Fucking Luc. He was a dead vampire walking.

“I’m taking this with me.” Roman raised the phone to the stupefied man.

In a matter of minutes, he was back on the road, heading toward Danny as fast as he could make the useless hunk of metal move.

Roman had been so stupid. To think Luc cared more about their broken friendship than his obsession with fated mates. Luc been a man possessed from the beginning, from the very moment he’d heard about them, long before he’d even met Victoria.

Roman and Luc hadn’t realized until they’d met Soren, over a century after Roman had been turned, what a disservice they had been done by Luc’s maker leaving the way he had.

They had been isolated, with Luc just a baby vampire himself.

They had known next to nothing about other vampires, about themselves.

They had thought they really had forever.

It was Soren who had told them about the eventual erosion of their humanity, and it had been a horrifying revelation for the both of them. That they wouldn’t be able, after all, to outlast death and any repercussions. They would be damned, just as Luc had feared.

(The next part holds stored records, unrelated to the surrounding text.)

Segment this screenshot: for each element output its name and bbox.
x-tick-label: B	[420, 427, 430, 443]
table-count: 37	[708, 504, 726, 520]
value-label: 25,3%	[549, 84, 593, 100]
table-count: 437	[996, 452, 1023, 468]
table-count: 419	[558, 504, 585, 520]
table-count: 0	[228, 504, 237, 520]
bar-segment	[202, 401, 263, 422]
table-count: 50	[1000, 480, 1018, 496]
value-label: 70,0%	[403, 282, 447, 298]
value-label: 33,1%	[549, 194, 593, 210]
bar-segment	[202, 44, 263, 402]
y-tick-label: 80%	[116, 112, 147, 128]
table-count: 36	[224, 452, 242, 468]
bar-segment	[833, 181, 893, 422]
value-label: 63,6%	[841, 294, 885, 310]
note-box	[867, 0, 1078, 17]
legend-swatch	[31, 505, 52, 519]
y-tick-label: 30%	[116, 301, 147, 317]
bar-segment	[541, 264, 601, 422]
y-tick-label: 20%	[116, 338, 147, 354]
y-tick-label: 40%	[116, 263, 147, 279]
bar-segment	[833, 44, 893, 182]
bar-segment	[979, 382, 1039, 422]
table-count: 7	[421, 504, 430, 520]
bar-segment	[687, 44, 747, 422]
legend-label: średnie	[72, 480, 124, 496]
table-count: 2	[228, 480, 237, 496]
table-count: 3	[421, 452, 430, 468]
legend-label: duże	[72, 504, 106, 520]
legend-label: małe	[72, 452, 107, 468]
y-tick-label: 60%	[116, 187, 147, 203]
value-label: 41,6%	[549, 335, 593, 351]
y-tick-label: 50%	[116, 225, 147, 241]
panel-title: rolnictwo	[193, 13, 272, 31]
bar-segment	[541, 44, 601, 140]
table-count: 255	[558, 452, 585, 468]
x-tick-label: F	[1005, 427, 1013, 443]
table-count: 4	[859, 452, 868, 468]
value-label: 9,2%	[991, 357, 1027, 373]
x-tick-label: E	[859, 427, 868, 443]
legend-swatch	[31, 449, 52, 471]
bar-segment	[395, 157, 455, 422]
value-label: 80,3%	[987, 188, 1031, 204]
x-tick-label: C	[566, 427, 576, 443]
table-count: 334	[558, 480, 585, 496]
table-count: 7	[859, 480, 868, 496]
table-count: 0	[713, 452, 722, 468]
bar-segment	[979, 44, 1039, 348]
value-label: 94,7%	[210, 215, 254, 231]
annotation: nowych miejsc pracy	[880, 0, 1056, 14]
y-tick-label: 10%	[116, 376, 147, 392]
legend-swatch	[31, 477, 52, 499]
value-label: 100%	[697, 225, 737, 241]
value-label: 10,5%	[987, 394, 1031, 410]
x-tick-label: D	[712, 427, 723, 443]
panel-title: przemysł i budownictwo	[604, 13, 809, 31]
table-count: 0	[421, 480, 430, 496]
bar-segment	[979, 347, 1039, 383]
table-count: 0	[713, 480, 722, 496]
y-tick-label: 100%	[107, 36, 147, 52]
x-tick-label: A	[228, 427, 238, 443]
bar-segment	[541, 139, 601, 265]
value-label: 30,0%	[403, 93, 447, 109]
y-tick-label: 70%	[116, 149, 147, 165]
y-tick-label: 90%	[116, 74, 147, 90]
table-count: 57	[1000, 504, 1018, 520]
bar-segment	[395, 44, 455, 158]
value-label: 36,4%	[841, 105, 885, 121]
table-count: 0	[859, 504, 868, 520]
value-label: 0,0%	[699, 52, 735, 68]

But then Soren had told them about fated mates, about tethering their humanity and grounding their demons with a connection to another soul.

Eternal life. Eternal love.

Roman had been skeptical, but Lucien had been hopeful.

So hopeful.

Someone to keep him sane, someone to prevent damnation, someone who wouldn’t leave.

And then those hopes had been dashed to bits when Victoria had died, leaving him mateless, with their bond as brothers broken.

It was heartbreaking, but Roman couldn’t find any pity for his friend when now the psychopath was going to use Danny as a fucking test subject.

Roman had to get there in time. Losing Danny was not an option he would accept.

For the first time since he had been shunned by his family as a monster, Roman prayed.